Removing the casing shows the CD/tuner section – an impressive feat of packaging based around four layers of printed circuits

It is the overall sound of this tiny combination that intrigues the most as it gets right down to the roots of what I think vintage hi-fi is all about. Obviously, small ported cabinets and cone tweeters are never going to produce state-of-the-art performance and the speakers are by far this system's weakest link, but the sound they deliver has an authentic quality that makes them worth persisting with. Overall, the UX-1 package has a dry and well controlled presentation that's slightly sucked out in the midband and a little papery and soft at the top. Switching in the bass boost adds a bouncy, chewy bottom end to the proceedings, which integrates surprisingly well, the operating points of the circuit seemingly being well chosen and carefully matched to the loudspeakers.

Serious listeners may turn their noses up at this, but this sound was as much a part of the early '90s music scene as glow sticks and outdoor raves. In short, it takes you back there, which is something only the best and most appealing vintage hi-fi does.

Compared to a full-sized system carefully setup in a well planned room, the UX-1 sounds obviously deficient in terms of clarity, focus and scale. However, when used at close quarters in a smaller space it makes a lot of sense. If you want to turn a box-room into an imaginary concert hall then this is a great way to do it. I was impressed by the way REM's 'Nightswimming' [Automatic For The People; WB 9362-45055-2] retained much of its dark and melancholic atmosphere when played through the JVC ensemble. Small units and portables can often play the basics of a tune but fail to communicate the emotion behind it, but the UX-1 is well above this level.

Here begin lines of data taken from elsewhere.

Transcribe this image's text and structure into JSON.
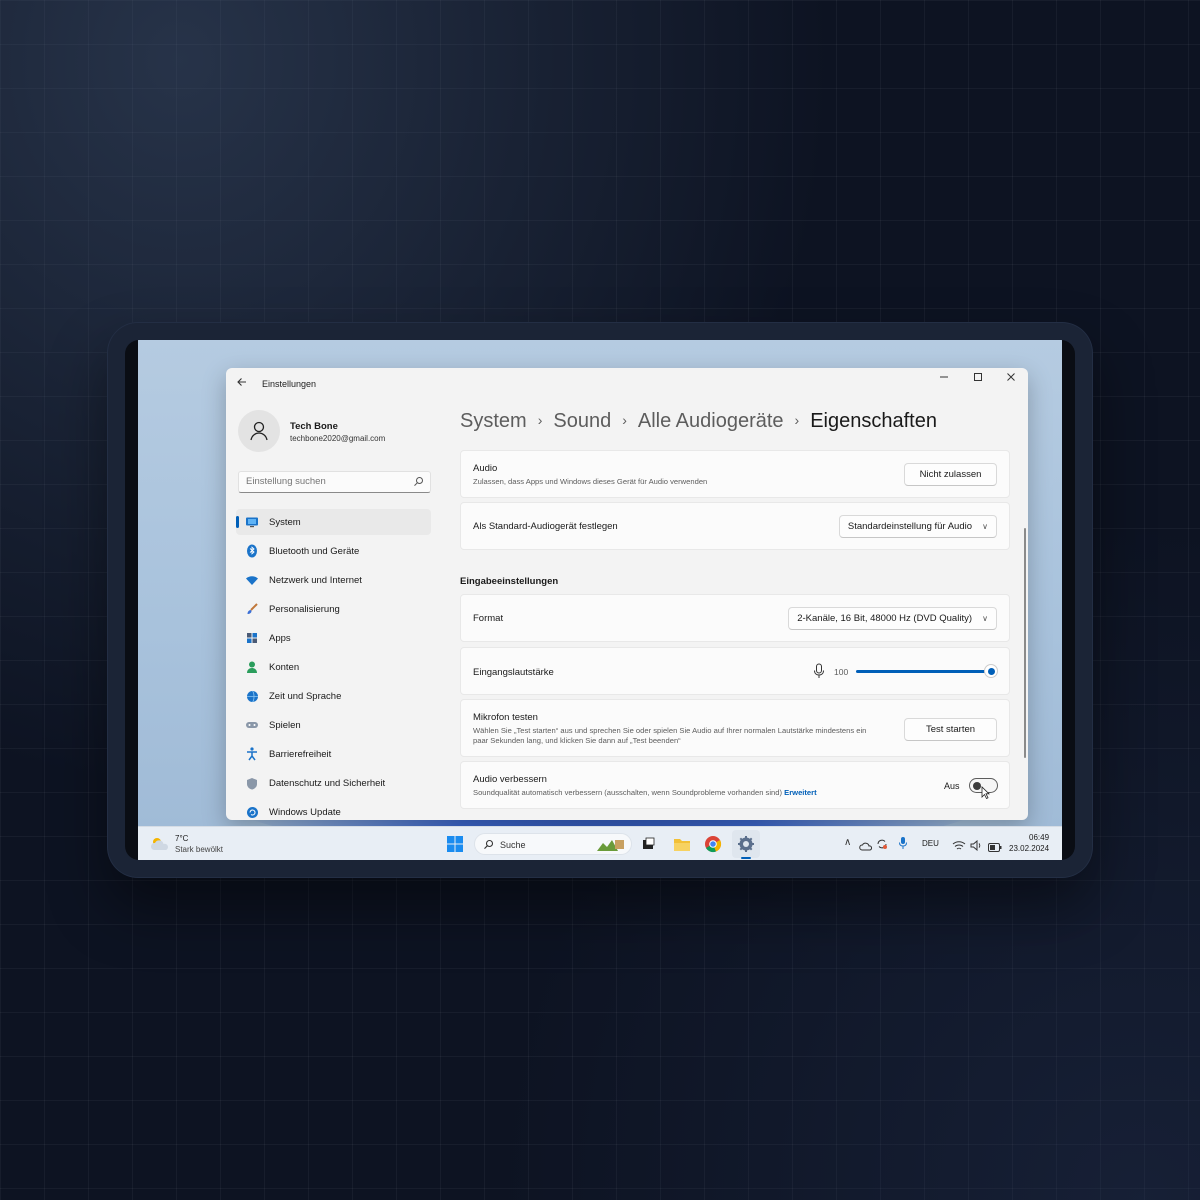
{
  "window": {
    "app_title": "Einstellungen",
    "minimize_icon": "minimize-icon",
    "maximize_icon": "maximize-icon",
    "close_icon": "close-icon"
  },
  "profile": {
    "name": "Tech Bone",
    "email": "techbone2020@gmail.com"
  },
  "search": {
    "placeholder": "Einstellung suchen"
  },
  "sidebar": {
    "items": [
      {
        "label": "System",
        "icon": "monitor-icon",
        "active": true
      },
      {
        "label": "Bluetooth und Geräte",
        "icon": "bluetooth-icon"
      },
      {
        "label": "Netzwerk und Internet",
        "icon": "wifi-icon"
      },
      {
        "label": "Personalisierung",
        "icon": "brush-icon"
      },
      {
        "label": "Apps",
        "icon": "apps-icon"
      },
      {
        "label": "Konten",
        "icon": "person-icon"
      },
      {
        "label": "Zeit und Sprache",
        "icon": "globe-clock-icon"
      },
      {
        "label": "Spielen",
        "icon": "gamepad-icon"
      },
      {
        "label": "Barrierefreiheit",
        "icon": "accessibility-icon"
      },
      {
        "label": "Datenschutz und Sicherheit",
        "icon": "shield-icon"
      },
      {
        "label": "Windows Update",
        "icon": "update-icon"
      }
    ]
  },
  "breadcrumb": [
    "System",
    "Sound",
    "Alle Audiogeräte",
    "Eigenschaften"
  ],
  "content": {
    "audio": {
      "title": "Audio",
      "desc": "Zulassen, dass Apps und Windows dieses Gerät für Audio verwenden",
      "button": "Nicht zulassen"
    },
    "default_device": {
      "title": "Als Standard-Audiogerät festlegen",
      "dropdown": "Standardeinstellung für Audio"
    },
    "section_input": "Eingabeeinstellungen",
    "format": {
      "title": "Format",
      "dropdown": "2-Kanäle, 16 Bit, 48000 Hz (DVD Quality)"
    },
    "input_volume": {
      "title": "Eingangslautstärke",
      "value": "100",
      "level": 1.0
    },
    "mic_test": {
      "title": "Mikrofon testen",
      "desc": "Wählen Sie „Test starten“ aus und sprechen Sie oder spielen Sie Audio auf Ihrer normalen Lautstärke mindestens ein paar Sekunden lang, und klicken Sie dann auf „Test beenden“",
      "button": "Test starten"
    },
    "enhance": {
      "title": "Audio verbessern",
      "desc": "Soundqualität automatisch verbessern (ausschalten, wenn Soundprobleme vorhanden sind)",
      "link": "Erweitert",
      "state": "Aus"
    }
  },
  "taskbar": {
    "weather_temp": "7°C",
    "weather_text": "Stark bewölkt",
    "search": "Suche",
    "lang": "DEU",
    "time": "06:49",
    "date": "23.02.2024"
  },
  "colors": {
    "accent": "#005fb8"
  }
}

Perhaps even more impressive is the tape/power amplifier section, which houses the cassette mechanism, mains transformer and yet more electronics in close proximity

String Theory
It was a combination of bass warmth (the next best thing to true extension, something which isn't really practical with a unit of this size) and a reasonable ability to convey upper midrange textures which I think made the difference. In particular, the string section on the REM track sounded surprisingly convincing as a result, although I've heard other systems portray the woodwind sections with a better sense of creamy richness. Those who know the album will recognise this as one of the later tracks; I found that the little JVC UX-1 is one of those fatigue-free systems on which one starts listening to the beginning of an album and ends up enjoying the entire set, even if that was not the original intention.

Up All Night
The tuner was an addictive listen too. Even with a basic antenna, BBC Radio 3 (90.3MHz) provided clean stereo reception with a good sense of depth and space and I made a regular appointment with the Night Tracks programme while auditioning the UX-1. Careful positioning of the loudspeakers made it almost possible to replicate the immersive experience this broadcast's eclectic choice of material can generate when heard through full-sized equipment.

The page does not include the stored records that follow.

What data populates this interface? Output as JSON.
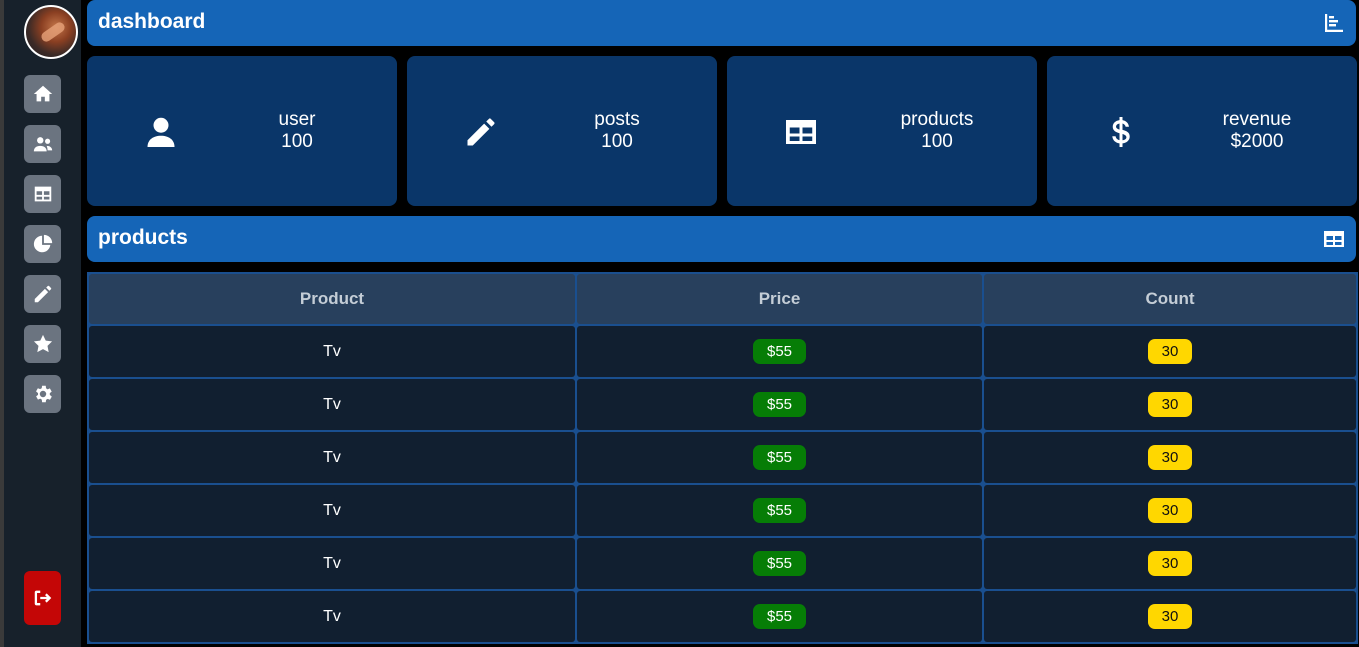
{
  "sidebar": {
    "items": [
      {
        "icon": "home-icon"
      },
      {
        "icon": "users-icon"
      },
      {
        "icon": "table-icon"
      },
      {
        "icon": "pie-chart-icon"
      },
      {
        "icon": "pencil-icon"
      },
      {
        "icon": "star-icon"
      },
      {
        "icon": "gear-icon"
      }
    ],
    "logout_icon": "logout-icon"
  },
  "dashboard": {
    "title": "dashboard",
    "icon": "bar-chart-icon"
  },
  "cards": [
    {
      "icon": "user-icon",
      "label": "user",
      "value": "100"
    },
    {
      "icon": "pencil-icon",
      "label": "posts",
      "value": "100"
    },
    {
      "icon": "table-icon",
      "label": "products",
      "value": "100"
    },
    {
      "icon": "dollar-icon",
      "label": "revenue",
      "value": "$2000"
    }
  ],
  "products": {
    "title": "products",
    "icon": "table-icon",
    "columns": [
      "Product",
      "Price",
      "Count"
    ],
    "rows": [
      {
        "product": "Tv",
        "price": "$55",
        "count": "30"
      },
      {
        "product": "Tv",
        "price": "$55",
        "count": "30"
      },
      {
        "product": "Tv",
        "price": "$55",
        "count": "30"
      },
      {
        "product": "Tv",
        "price": "$55",
        "count": "30"
      },
      {
        "product": "Tv",
        "price": "$55",
        "count": "30"
      },
      {
        "product": "Tv",
        "price": "$55",
        "count": "30"
      }
    ]
  },
  "colors": {
    "header_bar": "#1565b7",
    "card": "#0a3669",
    "price_badge": "#067d06",
    "count_badge": "#ffd700",
    "logout": "#c40606"
  }
}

Rear view shows the umbilical ribbon cable that joins the two units, the auxiliary input and the AM loop antenna. The loudspeaker terminals are spring-clips

Is the JVC UX-1 a giant killer in the same way that the Aurex Micro System 15 was in its time? No, it doesn't come anywhere close, but I suspect that it was never intended to. It is a match for the bulk of modern alternatives though, whether they be speaker docks or other single-piece systems. It's perhaps more useful too given that it is able to play a wider variety of formats, isn't tied to a smartphone or a subscription service and can record. What's more, it's also an important part of audio history in that it can lay claim to having been widely imitated.

Buying Secondhand
There are still plenty of UX-1s in circulation and none are particularly expensive, so buy only the best. The most fragile part is the power output IC. This can be damaged if a whisker of wire shorts out the speaker terminals. Other common failures are the bulb behind the LCD panel and the belt for the CD door, neither of which are difficult to sort out.


JVC's RM-RX1001 handset includes tape and CD transport controls, AM/FM tuning, volume, direct track access and Aux in selection

As the CD player will have done the lion's share of the work be on the lookout for worn optical blocks. The JVC 'Optima' laser used is available as a pattern part but these vary in quality – you may need to try several before finding one that is satisfactory.

The cassette section is durable – unlike some it doesn't rely on the capstan motor and belt to shift the mechanism since it has its own motor and geared drive. Poor speed stability points to a worn belt or pinch rollers, but working in the tiny mechanism is not for beginners.

Hi-Fi News Verdict
Not only is the JVC UX-1 a serious design laid out to proper audio engineering principles but few really small systems are as versatile or as capable. True, it's probably more of a collector's piece for audio historians than a unit you'd buy for sound quality reasons alone, but it does pretty well all the same. Is it hi-fi? Just. Is it fun? Undoubtedly. Oh, and buy one with the speakers, even if you do not intend to use them.